Gap junctions, deafness & wound healing

A mutation in the gjb2 gene, which encodes the protein connexin 26 (Cx26) and is associated with deafness, has been implicated in wound healing. The findings were today reported to the European Society of Human Genetics in Amsterdam by Dr. Stella Man of the Institute of Cell and Molecular Sciences at London's Queen Mary University.

Connexin proteins are the main constituents of structures called gap junctions, which are involved in intercellular communication. Gap junctions form transmembrane channels which connect the cytoplasms of adjacent cells. The passage of ions through gap junctions electrically couples adjacent cells. This is especially useful in cardiac muscle because it enables heart cells to contract together.

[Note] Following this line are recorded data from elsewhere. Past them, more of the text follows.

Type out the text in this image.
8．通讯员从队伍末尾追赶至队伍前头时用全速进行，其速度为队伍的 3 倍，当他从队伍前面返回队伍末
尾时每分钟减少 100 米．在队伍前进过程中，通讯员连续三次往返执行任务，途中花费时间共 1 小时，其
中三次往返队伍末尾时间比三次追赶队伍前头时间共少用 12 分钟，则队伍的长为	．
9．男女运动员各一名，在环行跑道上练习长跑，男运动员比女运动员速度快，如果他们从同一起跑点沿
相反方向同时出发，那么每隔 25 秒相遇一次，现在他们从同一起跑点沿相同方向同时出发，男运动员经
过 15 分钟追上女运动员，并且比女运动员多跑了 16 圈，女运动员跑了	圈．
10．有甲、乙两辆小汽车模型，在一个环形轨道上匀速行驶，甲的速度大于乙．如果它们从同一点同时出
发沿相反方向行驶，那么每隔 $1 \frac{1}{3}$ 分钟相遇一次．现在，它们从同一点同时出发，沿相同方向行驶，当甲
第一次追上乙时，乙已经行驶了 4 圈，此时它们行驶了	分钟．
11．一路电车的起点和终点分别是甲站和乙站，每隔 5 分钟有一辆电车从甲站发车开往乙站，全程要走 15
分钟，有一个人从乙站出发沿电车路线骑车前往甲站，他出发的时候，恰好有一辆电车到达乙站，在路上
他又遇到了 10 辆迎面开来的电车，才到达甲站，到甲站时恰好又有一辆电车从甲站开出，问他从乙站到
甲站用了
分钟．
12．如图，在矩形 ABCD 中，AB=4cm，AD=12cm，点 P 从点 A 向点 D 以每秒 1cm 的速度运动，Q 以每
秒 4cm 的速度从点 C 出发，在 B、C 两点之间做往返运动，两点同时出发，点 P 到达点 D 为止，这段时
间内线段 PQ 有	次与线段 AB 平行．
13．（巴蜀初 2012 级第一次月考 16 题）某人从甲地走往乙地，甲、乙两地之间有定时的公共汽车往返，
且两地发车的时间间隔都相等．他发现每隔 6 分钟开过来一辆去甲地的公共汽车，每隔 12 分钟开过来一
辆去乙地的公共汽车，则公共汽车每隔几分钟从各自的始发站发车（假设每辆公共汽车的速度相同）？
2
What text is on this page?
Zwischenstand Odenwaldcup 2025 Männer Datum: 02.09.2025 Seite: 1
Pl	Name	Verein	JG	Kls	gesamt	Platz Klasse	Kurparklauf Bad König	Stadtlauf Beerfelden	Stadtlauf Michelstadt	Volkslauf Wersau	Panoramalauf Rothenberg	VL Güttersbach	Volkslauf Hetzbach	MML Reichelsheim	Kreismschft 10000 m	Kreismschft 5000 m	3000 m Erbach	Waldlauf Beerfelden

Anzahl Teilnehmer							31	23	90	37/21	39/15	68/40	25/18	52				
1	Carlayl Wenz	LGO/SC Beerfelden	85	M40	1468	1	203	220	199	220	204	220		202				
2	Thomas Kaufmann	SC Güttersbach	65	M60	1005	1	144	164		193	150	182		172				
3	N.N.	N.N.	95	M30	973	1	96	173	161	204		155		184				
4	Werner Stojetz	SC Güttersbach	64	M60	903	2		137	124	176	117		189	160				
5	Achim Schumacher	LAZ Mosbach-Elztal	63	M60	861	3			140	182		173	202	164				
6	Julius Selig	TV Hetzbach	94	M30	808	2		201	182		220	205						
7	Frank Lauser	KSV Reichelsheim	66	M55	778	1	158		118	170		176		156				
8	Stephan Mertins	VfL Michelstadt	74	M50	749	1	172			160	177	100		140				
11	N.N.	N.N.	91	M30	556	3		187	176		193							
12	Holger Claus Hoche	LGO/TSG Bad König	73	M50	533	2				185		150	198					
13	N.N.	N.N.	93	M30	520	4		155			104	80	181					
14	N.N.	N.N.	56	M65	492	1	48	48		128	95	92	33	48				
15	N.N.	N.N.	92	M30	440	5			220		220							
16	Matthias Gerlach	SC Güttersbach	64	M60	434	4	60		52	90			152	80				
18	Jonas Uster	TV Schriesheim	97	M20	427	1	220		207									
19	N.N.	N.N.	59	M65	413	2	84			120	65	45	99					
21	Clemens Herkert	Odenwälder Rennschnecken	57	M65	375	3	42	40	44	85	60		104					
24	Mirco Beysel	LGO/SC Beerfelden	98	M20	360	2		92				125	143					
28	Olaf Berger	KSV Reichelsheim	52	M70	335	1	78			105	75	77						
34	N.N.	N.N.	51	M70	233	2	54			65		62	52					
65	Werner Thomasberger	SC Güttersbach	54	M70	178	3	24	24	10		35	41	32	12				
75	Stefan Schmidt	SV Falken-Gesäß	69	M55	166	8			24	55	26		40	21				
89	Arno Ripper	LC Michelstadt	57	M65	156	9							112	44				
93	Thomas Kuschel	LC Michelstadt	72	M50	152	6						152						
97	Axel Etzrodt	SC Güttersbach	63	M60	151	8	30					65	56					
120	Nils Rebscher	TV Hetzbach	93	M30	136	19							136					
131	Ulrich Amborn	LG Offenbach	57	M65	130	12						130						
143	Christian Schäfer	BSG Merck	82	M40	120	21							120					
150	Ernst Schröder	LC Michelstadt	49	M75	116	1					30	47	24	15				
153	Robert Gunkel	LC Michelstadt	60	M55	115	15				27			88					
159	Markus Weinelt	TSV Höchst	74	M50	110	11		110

fig6.jpg Diagram of gap junctions

Mutations in the gjb2 gene are the most common cause of genetic deafness; the association between the mutation and deafness was discovered in 1997 by Professor David Kelsell, who led the research team. The exact reason why gjb2 mutations is unknown, although it probably has something to do with disrupted electrical coupling between cells in the inner ear, whose function is to transduce soundwaves into electrical signals which are sent to the brain.

Dr. Man, Professor Kelsell and their colleagues have been investigating one of the gjb2 mutations. With the knowledge that the gjb2 is active in skin cells, the team developed a laboratory model of the skin to try and determine the role of the protein in this tissue.

"We decided to investigate how the mutation affected the ability of cells to communicate with each other in the epidermis where Cx26 is also expressed," said Dr. Man, "[and] we found that it was directly associated with wound healing and bacterial invasion."

The findings explain why gjb2 mutations have been conserved in evolution. While having two copies of the mutated gene results in deafness, having one copy confers an advantage – improved wound healing and, perhaps reduced susceptibility to bacterial infection. A similar situation occurs in sickle cell anemia; two defective copies of the haemoglobin gene result in the condition, while one defective copy provides resistance to malaria.